Controcorrente rispetto ai suoi “colleghi” Doc Searls, co-autore del Cluetrain Manifesto che nel 1999 scriveva “I mercati sono conversazioni”, oggi invita i genitori a tenere i giovani lontano da internet il più a lungo possibile:
«Invece di comprargli un computer, lasciate che escano a giocare, stiano al sole, respirino aria fresca. Non voglio dire che non debbano usarlo mai, ma che li si dovrebbe tenere lontano dalla tecnologia il più a lungo possibile, dando così loro il tempo materiale di formare la propria personalità facendo più cose, come interagire nel mondo reale con i loro coetanei o leggere libri. Molti libri. Allo stesso modo quando raggiungono l’età giusta, diciamo intorno ai dodici anni, è giusto dare loro accesso alla Rete.
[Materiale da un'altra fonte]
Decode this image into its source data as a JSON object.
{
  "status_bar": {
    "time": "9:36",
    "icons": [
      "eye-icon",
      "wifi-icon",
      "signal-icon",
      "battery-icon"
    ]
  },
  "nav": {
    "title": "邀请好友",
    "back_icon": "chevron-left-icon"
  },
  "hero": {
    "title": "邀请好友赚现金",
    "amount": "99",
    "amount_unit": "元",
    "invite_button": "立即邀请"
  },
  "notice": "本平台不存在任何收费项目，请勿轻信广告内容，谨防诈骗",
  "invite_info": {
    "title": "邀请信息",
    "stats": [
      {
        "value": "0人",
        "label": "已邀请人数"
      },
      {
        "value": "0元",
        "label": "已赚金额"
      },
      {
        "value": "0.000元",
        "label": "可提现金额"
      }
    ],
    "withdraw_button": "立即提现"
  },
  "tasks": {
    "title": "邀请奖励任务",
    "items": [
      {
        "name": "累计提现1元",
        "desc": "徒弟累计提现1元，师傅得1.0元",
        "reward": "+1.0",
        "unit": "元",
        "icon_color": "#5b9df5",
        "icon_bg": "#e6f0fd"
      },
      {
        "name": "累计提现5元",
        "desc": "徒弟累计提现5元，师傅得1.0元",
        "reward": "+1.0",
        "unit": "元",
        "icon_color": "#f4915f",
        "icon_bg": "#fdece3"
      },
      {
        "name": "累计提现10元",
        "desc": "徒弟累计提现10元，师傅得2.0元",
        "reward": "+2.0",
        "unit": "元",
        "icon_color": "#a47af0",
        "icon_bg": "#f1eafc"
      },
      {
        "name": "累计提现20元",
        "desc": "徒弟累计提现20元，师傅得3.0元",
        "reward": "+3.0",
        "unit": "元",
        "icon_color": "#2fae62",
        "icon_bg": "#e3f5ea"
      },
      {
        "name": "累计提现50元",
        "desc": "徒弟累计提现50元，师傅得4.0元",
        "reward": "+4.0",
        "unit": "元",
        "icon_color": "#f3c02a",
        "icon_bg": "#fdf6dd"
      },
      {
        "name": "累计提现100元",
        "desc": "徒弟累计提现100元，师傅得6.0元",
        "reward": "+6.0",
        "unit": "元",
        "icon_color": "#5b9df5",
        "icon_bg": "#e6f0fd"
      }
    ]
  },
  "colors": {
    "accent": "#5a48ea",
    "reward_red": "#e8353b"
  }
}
Per fare un esempio, mio figlio ha 12 anni e legge un libro al giorno. Raramente usa il computer e, tuttavia, quando ci mette mano è molto abile nell’usarlo. Credo che ciò sia merito sia dell’apertura mentale derivante dalla lettura – conclude Searls – sia del fatto che quando era più piccolo noi genitori non lo abbiamo incoraggiato a usare il computer».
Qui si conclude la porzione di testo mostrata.